更何况……她偷偷瞄了一眼那匹裂开的软烟罗,心里也犯嘀咕:自己明明没用力,怎么好端端就裂了?
真是邪门。
“我、我又不是故意的!”陆芸芸气势弱了下来,“再说了,这布料说不定本来就是次品,一碰就坏。”

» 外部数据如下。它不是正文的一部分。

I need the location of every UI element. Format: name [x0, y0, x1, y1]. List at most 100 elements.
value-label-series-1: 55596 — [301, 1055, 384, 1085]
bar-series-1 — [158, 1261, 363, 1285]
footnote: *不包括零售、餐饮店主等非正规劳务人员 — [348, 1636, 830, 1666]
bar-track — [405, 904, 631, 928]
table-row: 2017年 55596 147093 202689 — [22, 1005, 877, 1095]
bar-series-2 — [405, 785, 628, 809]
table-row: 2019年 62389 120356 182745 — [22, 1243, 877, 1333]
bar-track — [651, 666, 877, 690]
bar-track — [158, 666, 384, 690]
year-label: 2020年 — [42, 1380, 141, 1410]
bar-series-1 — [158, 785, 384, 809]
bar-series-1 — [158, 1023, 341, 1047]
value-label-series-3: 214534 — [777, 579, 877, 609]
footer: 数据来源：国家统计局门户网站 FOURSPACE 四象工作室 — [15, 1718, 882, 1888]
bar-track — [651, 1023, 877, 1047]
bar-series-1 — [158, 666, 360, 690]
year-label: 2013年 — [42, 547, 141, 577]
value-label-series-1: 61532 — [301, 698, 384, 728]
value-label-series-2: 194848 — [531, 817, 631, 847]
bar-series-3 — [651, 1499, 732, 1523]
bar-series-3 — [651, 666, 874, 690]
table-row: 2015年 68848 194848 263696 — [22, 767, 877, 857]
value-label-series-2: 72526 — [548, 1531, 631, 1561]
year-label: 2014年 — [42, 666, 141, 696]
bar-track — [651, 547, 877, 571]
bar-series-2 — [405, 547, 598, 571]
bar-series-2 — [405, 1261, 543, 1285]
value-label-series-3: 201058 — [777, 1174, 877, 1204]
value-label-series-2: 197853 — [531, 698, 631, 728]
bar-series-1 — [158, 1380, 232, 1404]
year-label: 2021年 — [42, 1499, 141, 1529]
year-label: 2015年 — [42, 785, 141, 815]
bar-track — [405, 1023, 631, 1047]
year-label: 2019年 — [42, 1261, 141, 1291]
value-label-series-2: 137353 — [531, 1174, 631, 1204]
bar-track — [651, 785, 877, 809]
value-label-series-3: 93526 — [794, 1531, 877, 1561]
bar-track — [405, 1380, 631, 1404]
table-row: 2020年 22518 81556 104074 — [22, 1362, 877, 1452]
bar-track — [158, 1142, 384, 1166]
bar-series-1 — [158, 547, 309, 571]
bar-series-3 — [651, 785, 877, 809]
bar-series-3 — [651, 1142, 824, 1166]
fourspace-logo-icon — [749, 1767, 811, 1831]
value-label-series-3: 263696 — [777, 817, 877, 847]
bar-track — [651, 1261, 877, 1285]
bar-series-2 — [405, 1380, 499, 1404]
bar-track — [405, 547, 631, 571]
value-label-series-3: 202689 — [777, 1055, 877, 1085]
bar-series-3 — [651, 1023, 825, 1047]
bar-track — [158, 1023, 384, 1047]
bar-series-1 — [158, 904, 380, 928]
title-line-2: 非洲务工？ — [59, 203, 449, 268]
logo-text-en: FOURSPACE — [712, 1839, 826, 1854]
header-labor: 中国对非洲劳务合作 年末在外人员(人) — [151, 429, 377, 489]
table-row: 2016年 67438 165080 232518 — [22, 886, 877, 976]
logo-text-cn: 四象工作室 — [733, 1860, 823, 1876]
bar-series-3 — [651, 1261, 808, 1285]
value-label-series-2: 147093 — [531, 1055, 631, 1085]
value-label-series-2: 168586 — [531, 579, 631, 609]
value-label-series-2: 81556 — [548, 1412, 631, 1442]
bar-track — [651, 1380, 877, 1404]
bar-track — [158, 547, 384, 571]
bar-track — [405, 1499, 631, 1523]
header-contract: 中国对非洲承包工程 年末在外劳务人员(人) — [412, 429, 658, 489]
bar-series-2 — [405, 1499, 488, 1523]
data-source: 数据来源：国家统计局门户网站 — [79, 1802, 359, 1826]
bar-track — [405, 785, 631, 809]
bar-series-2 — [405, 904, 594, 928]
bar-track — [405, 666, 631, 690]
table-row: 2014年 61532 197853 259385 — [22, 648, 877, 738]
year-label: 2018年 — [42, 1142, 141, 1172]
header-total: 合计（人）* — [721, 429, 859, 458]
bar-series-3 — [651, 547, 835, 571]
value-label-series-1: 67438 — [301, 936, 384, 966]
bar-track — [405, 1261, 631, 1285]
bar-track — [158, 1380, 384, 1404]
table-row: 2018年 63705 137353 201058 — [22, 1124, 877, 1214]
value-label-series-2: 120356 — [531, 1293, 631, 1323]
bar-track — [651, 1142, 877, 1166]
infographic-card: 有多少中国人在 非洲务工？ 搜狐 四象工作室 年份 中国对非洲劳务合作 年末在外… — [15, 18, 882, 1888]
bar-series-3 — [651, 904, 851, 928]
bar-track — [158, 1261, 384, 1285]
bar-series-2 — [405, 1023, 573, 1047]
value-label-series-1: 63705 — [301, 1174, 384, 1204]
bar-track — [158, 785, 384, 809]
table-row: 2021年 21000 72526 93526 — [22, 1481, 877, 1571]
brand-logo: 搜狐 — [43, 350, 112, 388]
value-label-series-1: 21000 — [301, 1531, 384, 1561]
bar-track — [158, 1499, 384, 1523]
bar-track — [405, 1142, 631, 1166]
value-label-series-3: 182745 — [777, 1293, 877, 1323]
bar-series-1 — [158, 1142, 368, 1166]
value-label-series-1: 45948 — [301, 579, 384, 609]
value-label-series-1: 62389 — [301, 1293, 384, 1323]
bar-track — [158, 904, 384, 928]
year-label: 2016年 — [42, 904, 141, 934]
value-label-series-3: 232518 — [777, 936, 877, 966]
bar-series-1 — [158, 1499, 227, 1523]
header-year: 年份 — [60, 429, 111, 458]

“是不是次品,陆小姐心里清楚。”萧瑾慕不再看她,转向掌柜的,“既然陆小姐怀疑是次品,便送去织造府请陆大人鉴定鉴定,看看是否是‘一碰就坏’的货色。”
陆芸芸彻底说不出话了。
若真是次品,织造府监管不力;若不是,她毁坏货物还诬陷店家,怎么都是陆家理亏。
她气得跺了跺脚:“我们走!”
带着丫鬟匆匆离去,连原本想买的布料也不要了。
——
待她走后,掌柜的才擦了擦汗,连连道谢:“多谢大公子解围。这陆小姐是陆大人独女,平日骄纵惯了。”
“无妨。”萧瑾慕看向倾倾,“还想要那匹月白色的吗?”
倾倾点点头,又看了看那匹裂开的软烟罗,忽然凑到他耳边,小小声说:
“萧瑾慕,那匹也想要。裂了也没关系,可以让粉白姐姐帮我裁个小袄。”
她说话时,温热的气息扑在他耳廓上,痒痒的。
掌柜的就站在一旁,眼睁睁看着那个平日里总是板着脸的东家,随着小姑娘的话,唇角竟弯了弯。
然后就听萧瑾慕说:
“一并包起来吧。”
“是是是!”掌柜的连连点头,再看倾倾的眼神,已经带上了几分敬畏。
这姑娘,怕不是一般人啊。
走出绸缎庄时,倾倾扯了扯萧瑾慕的袖子,仰起脸,眼里盛满了狡黠的光:
“萧瑾慕,你方才是不是知道我动了手脚?”
萧瑾慕低头看她,小姑娘笑得像只偷了腥的狐狸,不对,她本来就是狐狸。
“知道。”他说。
“那你怎么不拆穿我?”
萧瑾慕沉默片刻,伸手替她把被风吹乱的碎发拢到耳后,动作很轻,语气更轻:
“她欺负你,活该。”
倾倾愣住。
阳光正好落在他侧脸上,勾勒出一道柔和的轮廓。那双素来冷淡的眼睛里,此刻映着小小的她,还有一点点她看不太懂的、温软的东西。
她忽然觉得心跳快了一拍。
奇怪,明明是妖,怎么心跳也会快?
倾倾摸了摸心口,有些困惑,但很快又被街边卖糖人的小贩吸引了注意。
“萧瑾慕,那个是什么?”
她扯着他的袖子往前跑,把那一点莫名的心跳抛在了身后。
萧瑾慕由她拉着,唇角那抹极淡的弧度,许久未散。